The "why" of human progress during warming trends is fairly simple to figure out. A warmer climate means a longer growing season, especially in the Northern Hemisphere. Warmer temperatures push the frozen tundra northward, creating more arable land, producing extra food. This, in turn, creates well fed people who have more free time to innovate. The Renaissance was the product of a warming climate, while the fall of Roman civilization coincided with a sharp temperature decline.
If you advance the idea that – historically – warmer is better, climate change extremists will ignore civilization's blessings, instead tying the advance of Western civilization to a variety of evils ranging from chattel slavery to the conquest of indigenous populations, from deforestation to industrial sweat shops. Count on it.
Setting that kind of knee-jerk reaction aside, the real fallacy of any plan to address climate change is the unprovable assumption that Year Zero – a specific moment-in-time climate – is somehow ideal for all people, everywhere. There is no such thing as a perfect climate – not for the globe, not even for any particular portion of the globe. Regardless of climate, some people, cultures, and civilizations will do better because of it, while others will do less well.

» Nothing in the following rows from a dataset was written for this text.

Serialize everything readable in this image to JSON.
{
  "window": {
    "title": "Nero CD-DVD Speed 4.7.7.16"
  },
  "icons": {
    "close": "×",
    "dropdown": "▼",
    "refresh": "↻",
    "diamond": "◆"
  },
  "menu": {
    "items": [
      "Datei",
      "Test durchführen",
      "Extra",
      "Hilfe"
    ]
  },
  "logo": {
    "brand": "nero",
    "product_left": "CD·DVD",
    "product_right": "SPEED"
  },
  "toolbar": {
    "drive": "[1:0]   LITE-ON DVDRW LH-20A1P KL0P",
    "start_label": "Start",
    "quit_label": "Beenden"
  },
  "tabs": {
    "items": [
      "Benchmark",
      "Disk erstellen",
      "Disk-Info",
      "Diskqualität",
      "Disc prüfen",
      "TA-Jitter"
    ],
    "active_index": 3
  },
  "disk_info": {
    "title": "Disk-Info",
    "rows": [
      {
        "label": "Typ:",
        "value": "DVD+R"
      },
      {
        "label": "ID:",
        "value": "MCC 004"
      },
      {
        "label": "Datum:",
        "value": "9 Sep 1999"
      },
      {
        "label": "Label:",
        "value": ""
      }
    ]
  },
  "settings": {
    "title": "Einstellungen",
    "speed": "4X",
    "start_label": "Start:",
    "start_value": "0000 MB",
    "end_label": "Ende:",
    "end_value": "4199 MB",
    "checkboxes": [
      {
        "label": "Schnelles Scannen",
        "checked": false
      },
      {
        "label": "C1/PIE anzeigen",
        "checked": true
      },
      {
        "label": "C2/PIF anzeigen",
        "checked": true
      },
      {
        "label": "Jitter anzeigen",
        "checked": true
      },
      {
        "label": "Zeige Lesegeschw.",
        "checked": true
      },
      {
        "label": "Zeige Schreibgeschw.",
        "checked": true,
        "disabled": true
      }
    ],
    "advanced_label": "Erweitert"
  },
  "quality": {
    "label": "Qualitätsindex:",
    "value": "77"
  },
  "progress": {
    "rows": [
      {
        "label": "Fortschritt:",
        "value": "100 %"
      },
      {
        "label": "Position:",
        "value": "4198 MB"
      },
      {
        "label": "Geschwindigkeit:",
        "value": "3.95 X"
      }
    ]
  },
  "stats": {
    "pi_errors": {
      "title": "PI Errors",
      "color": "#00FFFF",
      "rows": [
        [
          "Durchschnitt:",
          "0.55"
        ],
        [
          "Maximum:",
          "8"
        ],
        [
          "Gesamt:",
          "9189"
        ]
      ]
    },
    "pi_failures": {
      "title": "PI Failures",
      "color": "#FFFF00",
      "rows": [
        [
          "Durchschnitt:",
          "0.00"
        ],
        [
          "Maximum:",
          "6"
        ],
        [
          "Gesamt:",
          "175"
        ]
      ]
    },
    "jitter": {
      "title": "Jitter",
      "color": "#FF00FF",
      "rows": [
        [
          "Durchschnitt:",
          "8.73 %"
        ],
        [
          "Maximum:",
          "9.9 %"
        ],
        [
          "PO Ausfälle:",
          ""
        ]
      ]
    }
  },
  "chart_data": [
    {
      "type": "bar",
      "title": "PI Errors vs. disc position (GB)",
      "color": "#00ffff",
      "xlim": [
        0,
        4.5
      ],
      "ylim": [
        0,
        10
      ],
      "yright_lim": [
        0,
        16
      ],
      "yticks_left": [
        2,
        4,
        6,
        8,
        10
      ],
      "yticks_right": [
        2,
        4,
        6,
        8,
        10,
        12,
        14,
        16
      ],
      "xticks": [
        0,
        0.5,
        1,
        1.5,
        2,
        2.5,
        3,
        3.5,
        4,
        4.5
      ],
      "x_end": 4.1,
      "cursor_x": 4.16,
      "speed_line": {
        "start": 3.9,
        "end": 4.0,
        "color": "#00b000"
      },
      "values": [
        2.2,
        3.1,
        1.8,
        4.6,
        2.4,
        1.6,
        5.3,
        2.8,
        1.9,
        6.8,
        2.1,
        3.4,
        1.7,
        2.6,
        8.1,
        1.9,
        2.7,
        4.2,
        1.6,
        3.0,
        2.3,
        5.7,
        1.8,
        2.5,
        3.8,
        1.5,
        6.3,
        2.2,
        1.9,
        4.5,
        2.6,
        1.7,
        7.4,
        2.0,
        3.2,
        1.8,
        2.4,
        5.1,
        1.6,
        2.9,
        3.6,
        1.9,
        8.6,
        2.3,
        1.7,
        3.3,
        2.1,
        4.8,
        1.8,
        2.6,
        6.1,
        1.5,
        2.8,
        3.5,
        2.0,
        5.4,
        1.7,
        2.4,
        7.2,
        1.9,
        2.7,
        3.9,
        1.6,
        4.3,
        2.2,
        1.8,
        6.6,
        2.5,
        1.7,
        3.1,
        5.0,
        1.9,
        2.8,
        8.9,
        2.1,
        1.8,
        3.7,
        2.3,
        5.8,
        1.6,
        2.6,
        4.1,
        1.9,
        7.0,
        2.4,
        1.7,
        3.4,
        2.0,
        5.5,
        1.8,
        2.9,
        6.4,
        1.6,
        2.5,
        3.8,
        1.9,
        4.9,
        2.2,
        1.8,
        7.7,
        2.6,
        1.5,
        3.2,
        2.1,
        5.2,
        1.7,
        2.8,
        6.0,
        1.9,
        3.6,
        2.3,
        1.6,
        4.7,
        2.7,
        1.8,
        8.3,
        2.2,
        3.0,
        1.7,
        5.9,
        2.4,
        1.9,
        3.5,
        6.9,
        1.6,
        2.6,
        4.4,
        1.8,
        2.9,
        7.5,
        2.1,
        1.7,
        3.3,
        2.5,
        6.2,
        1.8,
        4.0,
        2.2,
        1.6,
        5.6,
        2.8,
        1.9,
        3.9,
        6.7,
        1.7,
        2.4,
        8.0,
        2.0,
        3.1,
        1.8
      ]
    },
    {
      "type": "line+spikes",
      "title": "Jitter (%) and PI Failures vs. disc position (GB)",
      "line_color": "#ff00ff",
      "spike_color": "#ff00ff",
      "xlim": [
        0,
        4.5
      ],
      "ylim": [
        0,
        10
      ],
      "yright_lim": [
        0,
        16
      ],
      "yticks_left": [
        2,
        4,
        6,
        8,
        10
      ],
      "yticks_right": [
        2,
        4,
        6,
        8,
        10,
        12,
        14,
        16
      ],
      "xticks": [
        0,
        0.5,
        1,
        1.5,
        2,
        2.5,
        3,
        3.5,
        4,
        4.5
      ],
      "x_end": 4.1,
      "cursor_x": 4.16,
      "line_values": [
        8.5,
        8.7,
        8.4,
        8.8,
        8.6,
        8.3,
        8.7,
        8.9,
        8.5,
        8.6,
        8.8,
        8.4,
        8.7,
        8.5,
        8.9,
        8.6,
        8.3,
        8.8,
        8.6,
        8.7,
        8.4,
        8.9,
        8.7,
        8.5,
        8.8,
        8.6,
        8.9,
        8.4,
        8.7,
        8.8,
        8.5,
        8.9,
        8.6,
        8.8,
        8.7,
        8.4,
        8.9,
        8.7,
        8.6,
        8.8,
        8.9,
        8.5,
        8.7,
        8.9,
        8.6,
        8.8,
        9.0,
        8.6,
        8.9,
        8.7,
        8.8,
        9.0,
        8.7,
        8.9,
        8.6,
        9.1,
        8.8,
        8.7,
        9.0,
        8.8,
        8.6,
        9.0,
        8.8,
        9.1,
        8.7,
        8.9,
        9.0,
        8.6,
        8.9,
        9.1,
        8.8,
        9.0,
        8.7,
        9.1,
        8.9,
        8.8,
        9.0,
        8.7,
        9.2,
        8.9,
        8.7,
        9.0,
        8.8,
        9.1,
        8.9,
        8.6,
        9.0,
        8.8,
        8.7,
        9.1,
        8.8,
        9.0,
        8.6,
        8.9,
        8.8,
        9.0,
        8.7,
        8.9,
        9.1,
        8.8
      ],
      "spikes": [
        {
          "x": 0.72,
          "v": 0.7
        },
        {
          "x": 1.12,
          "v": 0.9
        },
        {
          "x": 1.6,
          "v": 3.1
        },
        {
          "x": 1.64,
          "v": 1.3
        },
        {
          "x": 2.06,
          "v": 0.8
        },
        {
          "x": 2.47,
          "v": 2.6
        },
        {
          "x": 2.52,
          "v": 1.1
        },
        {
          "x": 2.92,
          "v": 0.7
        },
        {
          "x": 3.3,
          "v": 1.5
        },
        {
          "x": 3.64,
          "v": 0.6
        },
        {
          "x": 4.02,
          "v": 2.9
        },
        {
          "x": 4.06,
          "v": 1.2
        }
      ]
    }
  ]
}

For instance, a long-term drought might hurt crops and farmers in the San Joaquin Valley. But that same drought might lead to forest fires in the nearby Sequoia forests, fires necessary to propagate the next generation of giant redwoods. In such a warming-driven drought, farmers suffer, but tree-huggers triumph. Those same warmer summers would help northern Canadian grain farmers by extending their growing season but would hurt Australian sheep ranchers by parching Australia's already arid outback.
President Trump's nominees should keep this in mind. Winners and losers result from every shift of global climate. If the climate were somehow, miraculously, to refuse to change, there would still be winners and losers from that climate stability.
Over the long history of humanity's time on Earth, the then-current climate has always worked out well for some, while it didn't work out so well for others. Both climate advocates and cabinet nominees should keep this in mind.
Ned Barnett is owner of Las Vegas-based Barnett Marketing Communications. He is the author of a dozen books on professional communications, which he has taught at several universities. Primarily, he works with conservative causes and organizations, as well as with start-up businesses and high-tech and health care businesses.